Depois do desembarque os alunos dividiram-se. A banda e os componentes da orquestra dirigiram-se para o salão do Clube Recreativo a fim de efetuar um entretenimento musical aos Cordeirenses. No clube, após as boas-vindas executou-se variadas peças pela banda e pela orquestra dos alunos do Anchieta. Enquanto este evento se passava no salão do Clube Recreativo, o outro grupo de alunos foi visitar a Matriz de Cordeiro, e daí se dirigiram ao campo do Tiro Brasileiro de Cordeiro para um match de football, entre as equipes do Anchieta e de Cordeiro. Uma grande multidão foi assistir a esta partida. No entanto, a arquibancada foi se esvaziando na medida em que os alunos do Anchieta davam uma goleada no time da cidade. Cumpre destacar que o futebol foi introduzido no Colégio Anchieta uma década antes da formação dos primeiros clubes deste esporte em Nova Friburgo. Os campeonatos de futebol eram frequentes entre os alunos das três divisões do colégio. Terminado o jogo, os alunos ficaram flanando pela estação à espera do outro grupo, enquanto ouviam a banda de Cantagalo chupando roletes de cana.

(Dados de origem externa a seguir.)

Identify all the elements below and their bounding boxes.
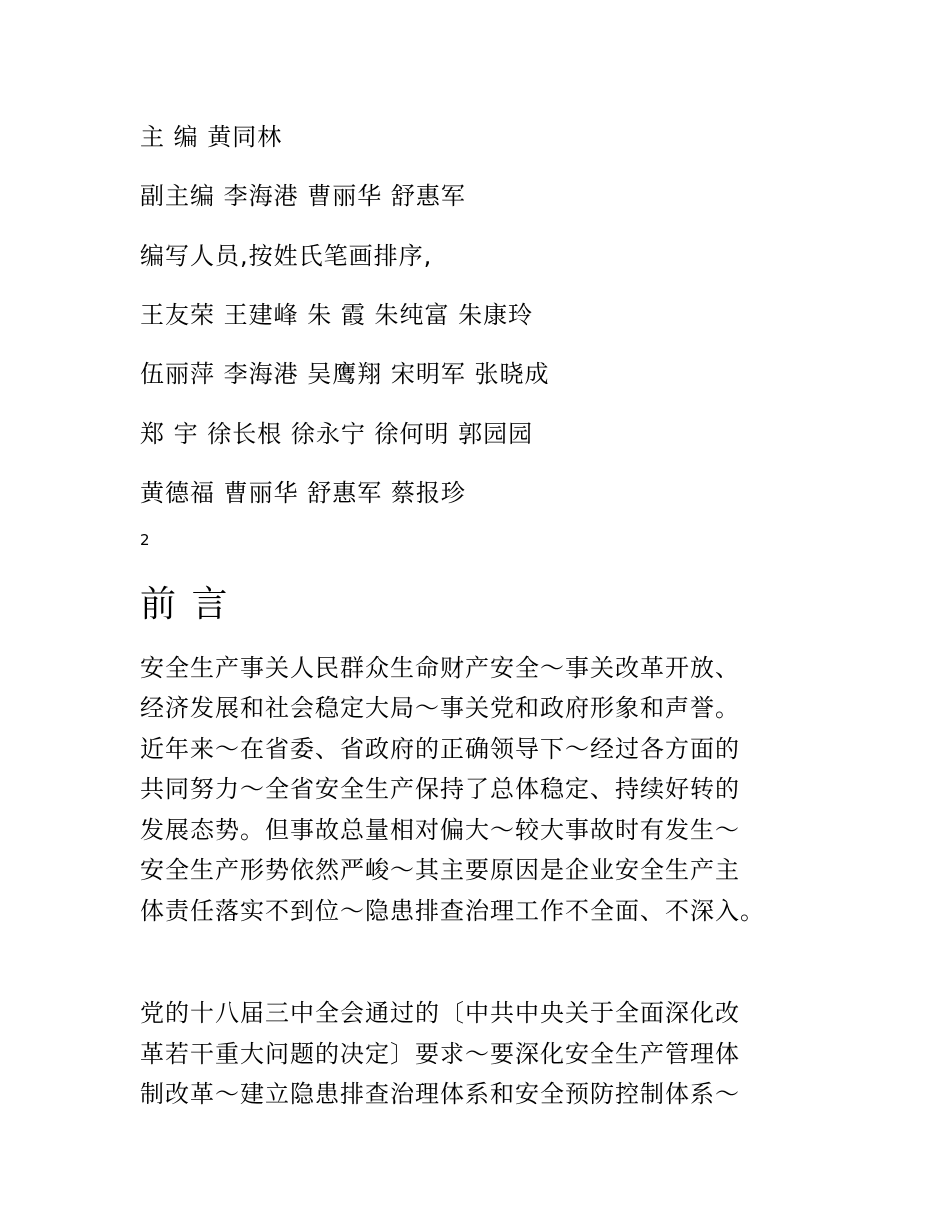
writers-line: 郑 宇 徐长根 徐永宁 徐何明 郭园园 [140, 420, 534, 448]
paragraph-line: 体责任落实不到位～隐患排查治理工作不全面、不深入。 [140, 897, 765, 925]
paragraph-line: 近年来～在省委、省政府的正确领导下～经过各方面的 [140, 735, 740, 763]
paragraph-line: 党的十八届三中全会通过的〔中共中央关于全面深化改 [140, 999, 740, 1027]
paragraph-line: 经济发展和社会稳定大局～事关党和政府形象和声誉。 [140, 694, 740, 722]
paragraph-line: 制改革～建立隐患排查治理体系和安全预防控制体系～ [140, 1080, 740, 1108]
writers-line: 王友荣 王建峰 朱 霞 朱纯富 朱康玲 [140, 301, 534, 329]
writers-heading-line: 编写人员,按姓氏笔画排序, [140, 242, 433, 270]
page-number: 2 [140, 531, 150, 549]
section-heading: 前 言 [140, 584, 230, 625]
chief-editor-line: 主 编 黄同林 [140, 123, 283, 151]
paragraph-line: 安全生产形势依然严峻～其主要原因是企业安全生产主 [140, 856, 740, 884]
paragraph-line: 安全生产事关人民群众生命财产安全～事关改革开放、 [140, 654, 740, 682]
writers-line: 黄德福 曹丽华 舒惠军 蔡报珍 [140, 479, 466, 507]
writers-line: 伍丽萍 李海港 吴鹰翔 宋明军 张晓成 [140, 360, 550, 388]
paragraph-line: 革若干重大问题的决定〕要求～要深化安全生产管理体 [140, 1040, 740, 1068]
paragraph-line: 共同努力～全省安全生产保持了总体稳定、持续好转的 [140, 775, 740, 803]
paragraph-line: 发展态势。但事故总量相对偏大～较大事故时有发生～ [140, 816, 740, 844]
deputy-editors-line: 副主编 李海港 曹丽华 舒惠军 [140, 182, 466, 210]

Passeio a Cordeiro em 1914. Acervo Colégio Anchieta
Passeio a Cordeiro em 1914. Acervo Colégio Anchieta

Às 4h da tarde se amontoou na gare o escol da sociedade Cordeirense. Houve trocas de discursos afáveis entre o Padre Reitor José Madureira e as autoridades Cordeirenses. Depois das cortesias entre ambas as partes, o trem especial pôs-se em marcha rumo a Nova Friburgo entre aclamações da multidão e o espoucar dos foguetes. No trajeto de volta comeram pão com carne e ovos cozidos servidos pelos irmãos coadjutores. Às 6:00h da tarde o trem chegou em Friburgo e depois do jantar e chá foram dormir. A Gazeta de Cordeiro em uma reportagem sobre este passeio chamou os alunos do Anchieta de “um campo de alvos lírios ou um bando de brancas pombas.” Receberam o seguinte telegrama de Cordeiro: “Povo Cordeiro extremamente sensibilizado elevada honra que lhe foi concedida pelo Colégio Anchieta mais alto padrão glória instrução fluminense deseja que alunos e ilustre comitiva tivessem feliz viagem regresso a Friburgo. Fazendo votos crescentes prosperidades colégio pede desculpa modesto acolhimento dispensado dignos hóspedes. Diógenes Marchon”. Fé, ciência e uma vida divertida no Colégio Anchieta.

– Fontes extraídas de artigos do jornal Aurora Colegial. Acervo do Colégio Anchieta.